MiniMax has unveiled MiniMax Sparse Attention (MSA), a novel attention architecture that natively scales context windows to 1M tokens without the quadratic complexity typical of standard transformers. Instead of relying on sparse approximations that degrade recall, MSA restructures memory access patterns at the operator level using a “KV outer gather Q” approach. This treats KV blocks as the outer loop to aggregate hit queries, ensuring that hardware memory reads remain strictly contiguous and each block is fetched exactly once. The result is dramatically improved low-level performance: 4x faster execution compared to Flash-Sparse-Attention, per-token compute dropping to 1/20th of their previous-generation models at full 1M context, a 9x speedup in prefilling, and a 15x speedup in decoding phases.
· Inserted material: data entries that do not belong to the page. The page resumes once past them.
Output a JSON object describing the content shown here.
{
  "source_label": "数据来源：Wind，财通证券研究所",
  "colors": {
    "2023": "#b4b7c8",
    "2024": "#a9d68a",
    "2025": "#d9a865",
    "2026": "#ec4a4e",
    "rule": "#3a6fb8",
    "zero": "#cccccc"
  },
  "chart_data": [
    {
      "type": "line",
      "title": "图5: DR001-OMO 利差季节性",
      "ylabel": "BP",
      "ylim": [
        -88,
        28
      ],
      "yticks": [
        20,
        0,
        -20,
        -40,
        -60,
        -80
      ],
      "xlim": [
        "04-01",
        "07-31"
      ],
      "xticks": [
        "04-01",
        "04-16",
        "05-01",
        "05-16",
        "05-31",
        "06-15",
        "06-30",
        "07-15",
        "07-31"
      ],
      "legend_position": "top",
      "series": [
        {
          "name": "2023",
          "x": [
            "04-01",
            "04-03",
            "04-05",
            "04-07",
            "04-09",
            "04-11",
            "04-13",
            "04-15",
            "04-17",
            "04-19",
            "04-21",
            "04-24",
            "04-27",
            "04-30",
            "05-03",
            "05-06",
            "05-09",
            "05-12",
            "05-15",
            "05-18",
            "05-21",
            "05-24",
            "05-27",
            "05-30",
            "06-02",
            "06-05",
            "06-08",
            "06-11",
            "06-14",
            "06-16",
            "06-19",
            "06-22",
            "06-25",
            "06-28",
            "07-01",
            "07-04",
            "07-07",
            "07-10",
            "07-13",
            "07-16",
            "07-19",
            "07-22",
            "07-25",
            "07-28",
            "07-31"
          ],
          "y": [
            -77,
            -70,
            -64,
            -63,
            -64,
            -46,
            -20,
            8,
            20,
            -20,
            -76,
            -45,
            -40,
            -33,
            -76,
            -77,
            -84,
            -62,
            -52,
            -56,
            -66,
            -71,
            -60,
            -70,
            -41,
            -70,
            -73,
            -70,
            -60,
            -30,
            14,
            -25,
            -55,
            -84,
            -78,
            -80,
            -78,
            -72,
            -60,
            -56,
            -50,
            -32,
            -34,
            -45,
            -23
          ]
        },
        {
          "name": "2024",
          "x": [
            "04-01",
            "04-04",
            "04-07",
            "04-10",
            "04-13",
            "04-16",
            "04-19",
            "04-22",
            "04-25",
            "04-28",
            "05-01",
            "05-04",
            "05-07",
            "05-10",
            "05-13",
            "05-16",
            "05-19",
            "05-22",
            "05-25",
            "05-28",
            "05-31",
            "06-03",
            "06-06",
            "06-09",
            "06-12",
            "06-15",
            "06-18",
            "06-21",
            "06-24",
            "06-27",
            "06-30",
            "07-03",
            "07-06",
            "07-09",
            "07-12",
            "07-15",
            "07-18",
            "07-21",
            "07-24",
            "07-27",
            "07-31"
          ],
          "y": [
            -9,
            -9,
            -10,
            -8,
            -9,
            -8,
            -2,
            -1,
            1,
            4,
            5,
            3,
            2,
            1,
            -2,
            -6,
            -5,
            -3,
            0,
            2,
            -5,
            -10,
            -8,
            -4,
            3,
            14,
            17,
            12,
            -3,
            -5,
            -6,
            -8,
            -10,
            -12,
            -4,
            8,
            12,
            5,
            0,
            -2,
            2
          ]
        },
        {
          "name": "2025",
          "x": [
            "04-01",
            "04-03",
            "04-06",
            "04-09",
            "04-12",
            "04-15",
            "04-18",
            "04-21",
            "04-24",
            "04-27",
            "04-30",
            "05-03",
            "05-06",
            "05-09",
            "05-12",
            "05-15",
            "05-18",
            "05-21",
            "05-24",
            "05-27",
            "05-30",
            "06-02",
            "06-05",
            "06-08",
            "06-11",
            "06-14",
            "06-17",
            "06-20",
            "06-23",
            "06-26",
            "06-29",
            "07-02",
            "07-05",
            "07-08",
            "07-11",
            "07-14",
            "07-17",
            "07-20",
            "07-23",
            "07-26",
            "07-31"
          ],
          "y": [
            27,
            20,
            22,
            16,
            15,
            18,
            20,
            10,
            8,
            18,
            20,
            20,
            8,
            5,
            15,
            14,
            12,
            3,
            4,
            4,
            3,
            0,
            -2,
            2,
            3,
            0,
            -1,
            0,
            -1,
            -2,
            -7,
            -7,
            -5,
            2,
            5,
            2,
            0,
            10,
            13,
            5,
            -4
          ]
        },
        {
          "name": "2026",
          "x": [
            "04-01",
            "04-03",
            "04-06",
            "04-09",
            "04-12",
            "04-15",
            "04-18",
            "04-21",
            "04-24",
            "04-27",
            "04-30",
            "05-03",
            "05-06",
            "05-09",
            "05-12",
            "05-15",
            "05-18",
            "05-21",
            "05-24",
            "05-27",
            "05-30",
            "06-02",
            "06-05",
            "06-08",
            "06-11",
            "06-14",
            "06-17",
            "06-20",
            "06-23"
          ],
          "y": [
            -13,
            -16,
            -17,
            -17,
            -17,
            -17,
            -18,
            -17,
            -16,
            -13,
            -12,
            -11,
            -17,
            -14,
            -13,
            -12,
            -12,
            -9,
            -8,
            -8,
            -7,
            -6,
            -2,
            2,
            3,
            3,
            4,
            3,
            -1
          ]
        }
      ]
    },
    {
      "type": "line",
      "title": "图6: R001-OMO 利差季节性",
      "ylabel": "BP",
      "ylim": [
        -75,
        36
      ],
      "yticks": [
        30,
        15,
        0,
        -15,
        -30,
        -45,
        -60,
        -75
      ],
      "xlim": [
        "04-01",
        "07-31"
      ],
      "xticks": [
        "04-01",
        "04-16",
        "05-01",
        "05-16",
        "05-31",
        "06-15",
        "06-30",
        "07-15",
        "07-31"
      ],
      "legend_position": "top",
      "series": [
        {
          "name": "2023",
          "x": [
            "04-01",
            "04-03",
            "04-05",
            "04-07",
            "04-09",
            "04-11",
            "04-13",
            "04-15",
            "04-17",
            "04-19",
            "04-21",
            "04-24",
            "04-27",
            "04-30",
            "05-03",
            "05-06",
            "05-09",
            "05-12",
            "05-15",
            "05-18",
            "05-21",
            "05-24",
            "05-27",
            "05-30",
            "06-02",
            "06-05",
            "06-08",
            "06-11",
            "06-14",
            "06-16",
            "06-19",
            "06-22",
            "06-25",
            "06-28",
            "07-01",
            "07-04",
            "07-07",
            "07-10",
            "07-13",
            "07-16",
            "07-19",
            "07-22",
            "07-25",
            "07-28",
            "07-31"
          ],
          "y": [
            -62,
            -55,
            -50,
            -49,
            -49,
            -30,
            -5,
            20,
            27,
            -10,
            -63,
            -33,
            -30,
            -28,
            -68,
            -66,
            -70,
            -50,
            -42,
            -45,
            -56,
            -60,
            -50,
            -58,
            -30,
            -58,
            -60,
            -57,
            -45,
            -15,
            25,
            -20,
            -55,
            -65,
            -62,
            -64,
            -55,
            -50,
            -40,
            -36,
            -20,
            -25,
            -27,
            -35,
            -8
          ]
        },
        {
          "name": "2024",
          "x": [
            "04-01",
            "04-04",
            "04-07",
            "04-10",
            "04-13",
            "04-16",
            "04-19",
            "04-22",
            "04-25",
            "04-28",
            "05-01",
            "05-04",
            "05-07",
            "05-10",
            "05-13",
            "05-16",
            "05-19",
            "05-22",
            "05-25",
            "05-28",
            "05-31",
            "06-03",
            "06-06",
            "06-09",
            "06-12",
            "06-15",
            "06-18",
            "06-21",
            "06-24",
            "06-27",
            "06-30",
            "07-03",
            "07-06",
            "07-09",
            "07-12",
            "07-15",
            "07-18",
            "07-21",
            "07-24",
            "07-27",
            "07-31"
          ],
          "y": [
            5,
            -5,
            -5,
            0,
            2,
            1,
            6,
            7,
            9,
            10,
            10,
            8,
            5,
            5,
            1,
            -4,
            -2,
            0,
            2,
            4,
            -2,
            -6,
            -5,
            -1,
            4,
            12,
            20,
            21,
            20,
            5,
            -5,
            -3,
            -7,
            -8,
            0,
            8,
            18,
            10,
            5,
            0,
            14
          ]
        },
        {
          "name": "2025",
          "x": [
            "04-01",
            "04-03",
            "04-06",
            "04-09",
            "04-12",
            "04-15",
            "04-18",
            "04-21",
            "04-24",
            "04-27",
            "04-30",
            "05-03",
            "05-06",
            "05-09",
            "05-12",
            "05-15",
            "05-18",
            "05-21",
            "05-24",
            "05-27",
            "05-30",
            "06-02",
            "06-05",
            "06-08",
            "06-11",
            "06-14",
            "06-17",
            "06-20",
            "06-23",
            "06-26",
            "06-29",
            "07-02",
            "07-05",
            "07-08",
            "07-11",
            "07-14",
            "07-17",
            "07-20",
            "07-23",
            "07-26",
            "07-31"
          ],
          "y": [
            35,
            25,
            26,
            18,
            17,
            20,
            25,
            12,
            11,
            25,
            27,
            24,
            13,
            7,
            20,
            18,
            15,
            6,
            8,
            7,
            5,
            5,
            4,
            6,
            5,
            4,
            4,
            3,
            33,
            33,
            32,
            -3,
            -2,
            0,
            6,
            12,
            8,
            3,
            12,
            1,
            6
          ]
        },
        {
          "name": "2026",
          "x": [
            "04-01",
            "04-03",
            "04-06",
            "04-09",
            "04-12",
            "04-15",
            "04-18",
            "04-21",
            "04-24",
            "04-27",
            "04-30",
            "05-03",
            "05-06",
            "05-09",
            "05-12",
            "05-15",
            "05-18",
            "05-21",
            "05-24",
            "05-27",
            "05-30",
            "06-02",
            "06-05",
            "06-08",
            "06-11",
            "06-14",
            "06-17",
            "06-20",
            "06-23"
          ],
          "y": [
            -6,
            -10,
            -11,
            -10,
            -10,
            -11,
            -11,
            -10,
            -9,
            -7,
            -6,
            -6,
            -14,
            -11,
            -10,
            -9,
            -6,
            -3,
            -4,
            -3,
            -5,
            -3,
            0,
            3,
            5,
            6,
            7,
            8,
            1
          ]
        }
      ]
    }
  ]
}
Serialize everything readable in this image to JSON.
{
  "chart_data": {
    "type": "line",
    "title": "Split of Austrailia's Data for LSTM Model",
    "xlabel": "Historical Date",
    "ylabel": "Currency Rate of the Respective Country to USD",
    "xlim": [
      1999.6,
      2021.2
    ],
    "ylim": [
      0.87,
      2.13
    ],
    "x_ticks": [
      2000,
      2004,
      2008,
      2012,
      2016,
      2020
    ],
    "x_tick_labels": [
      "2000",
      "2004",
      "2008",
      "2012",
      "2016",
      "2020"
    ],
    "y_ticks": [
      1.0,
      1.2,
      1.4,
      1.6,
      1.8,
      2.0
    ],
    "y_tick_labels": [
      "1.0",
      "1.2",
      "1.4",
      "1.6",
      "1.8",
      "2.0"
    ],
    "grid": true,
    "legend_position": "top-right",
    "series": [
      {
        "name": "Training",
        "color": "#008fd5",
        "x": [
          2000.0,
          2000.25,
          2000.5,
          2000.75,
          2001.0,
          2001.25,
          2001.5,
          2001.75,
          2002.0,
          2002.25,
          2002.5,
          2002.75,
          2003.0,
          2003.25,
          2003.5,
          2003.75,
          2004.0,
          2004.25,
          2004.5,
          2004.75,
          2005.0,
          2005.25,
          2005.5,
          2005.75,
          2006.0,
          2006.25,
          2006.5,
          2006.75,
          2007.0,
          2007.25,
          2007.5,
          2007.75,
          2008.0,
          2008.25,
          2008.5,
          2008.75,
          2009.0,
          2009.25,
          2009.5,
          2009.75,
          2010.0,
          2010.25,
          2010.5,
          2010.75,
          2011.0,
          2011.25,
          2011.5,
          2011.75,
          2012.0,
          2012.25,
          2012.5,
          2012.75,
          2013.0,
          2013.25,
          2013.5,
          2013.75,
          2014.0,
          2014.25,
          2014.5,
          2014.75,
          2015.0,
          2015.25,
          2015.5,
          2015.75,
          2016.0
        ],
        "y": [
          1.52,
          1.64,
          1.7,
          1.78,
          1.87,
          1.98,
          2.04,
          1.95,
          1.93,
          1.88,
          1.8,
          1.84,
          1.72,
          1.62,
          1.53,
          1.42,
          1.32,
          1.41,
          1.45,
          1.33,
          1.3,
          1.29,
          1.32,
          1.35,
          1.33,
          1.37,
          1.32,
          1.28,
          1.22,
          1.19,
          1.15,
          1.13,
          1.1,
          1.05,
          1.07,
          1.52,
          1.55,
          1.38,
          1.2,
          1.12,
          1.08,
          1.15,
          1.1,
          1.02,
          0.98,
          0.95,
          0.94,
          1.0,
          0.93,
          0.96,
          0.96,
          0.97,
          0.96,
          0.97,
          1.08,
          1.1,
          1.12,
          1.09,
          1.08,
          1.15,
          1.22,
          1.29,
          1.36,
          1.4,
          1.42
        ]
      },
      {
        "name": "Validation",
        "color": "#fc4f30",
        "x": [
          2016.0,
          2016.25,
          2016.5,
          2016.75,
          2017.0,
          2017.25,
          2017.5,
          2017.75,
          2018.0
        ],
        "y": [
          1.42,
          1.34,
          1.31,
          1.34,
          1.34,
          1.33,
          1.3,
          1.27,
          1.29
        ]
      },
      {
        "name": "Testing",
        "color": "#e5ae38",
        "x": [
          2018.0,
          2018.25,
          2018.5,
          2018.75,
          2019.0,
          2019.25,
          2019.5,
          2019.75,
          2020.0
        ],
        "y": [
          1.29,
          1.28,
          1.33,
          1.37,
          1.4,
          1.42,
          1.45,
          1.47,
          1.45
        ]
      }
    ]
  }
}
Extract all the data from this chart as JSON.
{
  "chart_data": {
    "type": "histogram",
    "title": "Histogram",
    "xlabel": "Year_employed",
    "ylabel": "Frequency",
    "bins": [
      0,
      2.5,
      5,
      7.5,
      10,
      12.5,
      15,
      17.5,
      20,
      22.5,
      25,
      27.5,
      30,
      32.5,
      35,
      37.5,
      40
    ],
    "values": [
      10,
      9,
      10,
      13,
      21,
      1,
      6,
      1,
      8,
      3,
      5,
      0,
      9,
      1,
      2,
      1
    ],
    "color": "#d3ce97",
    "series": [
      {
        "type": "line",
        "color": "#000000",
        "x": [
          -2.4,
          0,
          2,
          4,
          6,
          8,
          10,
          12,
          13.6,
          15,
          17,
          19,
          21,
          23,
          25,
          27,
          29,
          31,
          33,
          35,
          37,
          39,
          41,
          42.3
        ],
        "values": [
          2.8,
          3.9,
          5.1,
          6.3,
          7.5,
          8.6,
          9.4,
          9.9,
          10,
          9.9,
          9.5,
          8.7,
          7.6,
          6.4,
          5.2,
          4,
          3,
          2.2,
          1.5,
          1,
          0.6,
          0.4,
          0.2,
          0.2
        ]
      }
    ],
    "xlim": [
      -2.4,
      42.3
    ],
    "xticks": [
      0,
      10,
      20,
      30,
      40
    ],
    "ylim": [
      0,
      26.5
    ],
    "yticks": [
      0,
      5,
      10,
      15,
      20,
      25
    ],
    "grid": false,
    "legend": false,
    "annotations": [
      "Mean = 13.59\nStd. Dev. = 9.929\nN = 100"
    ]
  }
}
The architecture is optimized for hardware-level data transport and memory layouts, making it ideal for sustained, long-horizon agent execution. MiniMax also claims MSA is the first open-weight model to combine frontier-level coding ability, 1M natural context length, and native multimodality. By sidestepping the traditional trade-off between context length and computational efficiency, MSA enables professionals to run large-scale retrieval, long-document analysis, and multi-turn agent workflows without excessive cost or latency penalties. This breakthrough could accelerate adoption of truly long-context AI systems in enterprise applications.
- MSA achieves 4x faster execution than Flash-Sparse-Attention and 15x faster decoding at full 1M context.
- Per-token compute drops to 1/20th of MiniMax's previous-gen models at 1M context depth.
- First open-weight model to combine frontier coding, 1M native context, and native multimodality.
Why It Matters
Long-context AI agents are now practical at scale, slashing compute costs and latency for enterprise workflows.